US Atlantic Coast buying interest for seaborne gasoline has boosted exports from Northwest Europe and the Mediterranean and invigorated European refining margins, though sharp spikes in trans-Atlantic freight indications for Medium Range tankers has raised questions on workable arbitrage economics.
S&P Global Platts analysis showed March 15 that the Gulf Coast refinery complex was expected to continue operating at a reduced capacity, of around 74%, amid the ongoing impacts of the February deep freeze that disrupted operations in the region. In the week to March 12, the USAC imported 3.55 million barrels of gasoline from Northwest Europe, the highest weekly volume since August 2019, US Energy Information Administration data showed.
Lower supplies along the Colonial Pipeline, which delivers gasoline from the Gulf Coast to the Atlantic Coast, have seen buyers turn to surplus European gasoline to meet demand. The bullish European exports have helped improve gasoline's relationship to crude oil. The Northwest European front-month gasoline crack spread was assessed at $10.45/b on March 15, the third consecutive day it has been above the $10/b level, which has not happened since July 2019.
Sources said that trans-Atlantic arbitrage was also open from the Mediterranean gasoline market, which had cleared any remaining length in non-oxygenated gasoline volumes, particularly of winter specification gasoline.

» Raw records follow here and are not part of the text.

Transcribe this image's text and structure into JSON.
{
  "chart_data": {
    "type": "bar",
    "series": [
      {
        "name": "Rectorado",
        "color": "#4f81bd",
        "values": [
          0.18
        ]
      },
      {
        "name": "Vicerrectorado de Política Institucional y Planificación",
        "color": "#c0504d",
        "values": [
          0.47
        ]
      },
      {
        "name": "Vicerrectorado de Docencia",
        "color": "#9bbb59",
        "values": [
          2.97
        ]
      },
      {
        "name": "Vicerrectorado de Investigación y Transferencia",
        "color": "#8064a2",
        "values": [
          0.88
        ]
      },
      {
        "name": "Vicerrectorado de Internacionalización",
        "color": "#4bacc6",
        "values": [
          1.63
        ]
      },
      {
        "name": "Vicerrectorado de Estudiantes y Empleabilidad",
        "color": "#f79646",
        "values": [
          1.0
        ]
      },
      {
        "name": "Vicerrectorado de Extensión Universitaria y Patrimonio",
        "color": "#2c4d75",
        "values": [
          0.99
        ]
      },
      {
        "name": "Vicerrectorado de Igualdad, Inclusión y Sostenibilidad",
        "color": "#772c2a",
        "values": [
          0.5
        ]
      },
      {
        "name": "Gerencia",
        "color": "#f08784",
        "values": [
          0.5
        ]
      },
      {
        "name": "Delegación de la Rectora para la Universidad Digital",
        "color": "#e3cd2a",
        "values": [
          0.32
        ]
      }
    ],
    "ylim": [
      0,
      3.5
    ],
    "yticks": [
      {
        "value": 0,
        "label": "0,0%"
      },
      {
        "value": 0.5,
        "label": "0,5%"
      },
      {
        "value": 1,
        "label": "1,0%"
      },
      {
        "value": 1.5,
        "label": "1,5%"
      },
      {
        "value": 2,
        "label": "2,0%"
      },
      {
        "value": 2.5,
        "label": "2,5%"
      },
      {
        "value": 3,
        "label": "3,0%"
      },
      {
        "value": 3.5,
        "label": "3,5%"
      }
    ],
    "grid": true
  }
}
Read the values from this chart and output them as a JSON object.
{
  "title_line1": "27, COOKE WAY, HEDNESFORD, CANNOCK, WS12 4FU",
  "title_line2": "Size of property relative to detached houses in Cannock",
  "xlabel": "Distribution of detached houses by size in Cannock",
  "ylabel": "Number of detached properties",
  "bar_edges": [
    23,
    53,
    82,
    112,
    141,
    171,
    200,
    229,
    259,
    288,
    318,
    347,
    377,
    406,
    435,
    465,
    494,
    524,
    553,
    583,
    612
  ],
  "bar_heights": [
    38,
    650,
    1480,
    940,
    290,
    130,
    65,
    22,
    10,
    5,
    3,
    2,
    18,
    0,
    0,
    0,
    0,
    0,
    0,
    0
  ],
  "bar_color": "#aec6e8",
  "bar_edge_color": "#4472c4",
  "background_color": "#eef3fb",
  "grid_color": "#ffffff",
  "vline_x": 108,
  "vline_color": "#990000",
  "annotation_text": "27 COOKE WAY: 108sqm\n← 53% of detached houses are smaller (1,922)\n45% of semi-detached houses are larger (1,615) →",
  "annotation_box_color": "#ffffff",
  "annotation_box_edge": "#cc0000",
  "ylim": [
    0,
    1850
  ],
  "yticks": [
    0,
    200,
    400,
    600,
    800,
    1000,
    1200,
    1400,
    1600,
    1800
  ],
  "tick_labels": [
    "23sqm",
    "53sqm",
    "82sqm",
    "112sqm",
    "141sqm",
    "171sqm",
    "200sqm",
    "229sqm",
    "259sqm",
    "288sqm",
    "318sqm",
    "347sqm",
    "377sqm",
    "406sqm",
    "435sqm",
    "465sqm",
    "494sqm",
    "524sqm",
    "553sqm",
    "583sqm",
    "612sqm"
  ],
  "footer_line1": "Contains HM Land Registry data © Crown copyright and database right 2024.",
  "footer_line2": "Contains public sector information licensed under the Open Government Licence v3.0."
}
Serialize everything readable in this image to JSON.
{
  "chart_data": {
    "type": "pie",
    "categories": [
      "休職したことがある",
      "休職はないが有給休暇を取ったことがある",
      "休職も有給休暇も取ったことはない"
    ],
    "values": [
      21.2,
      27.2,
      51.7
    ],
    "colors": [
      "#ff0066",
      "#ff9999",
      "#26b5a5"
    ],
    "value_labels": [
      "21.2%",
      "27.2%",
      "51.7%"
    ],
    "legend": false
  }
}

MR spikes slow cargo inquiry
Buying interest for European gasoline could, however, falter as the recent unexpected increase in cargo inquiries caused freight rates to surge March 12-15, though charterers are managing to wrestle down indications to a degree.
Freight indications for UK Continent-US Atlantic Coast shipments, basis 37,000 mt, jumped to $22.44/mt on March 15 from $15.18/mt on March 11 as increased spot inquiry helped drive shipowner sentiment. Since then, however, sentiment has cooled as charterers stopped entertaining owner ideas at these levels.
Despite this, market participants were well aware that USAC requirements were growing as regional production rates had not compensated the shortfall in gasoline inventories, and it remains to be seen how markets will deal with incoming ballasters from the USAC.
"There are many factors at play to suggest the cargoes will keep coming – big draws are expected from the states, the summer switch of gasoline grades and restrictions easing in the USAC will make it a busy time ahead," a shipowner said.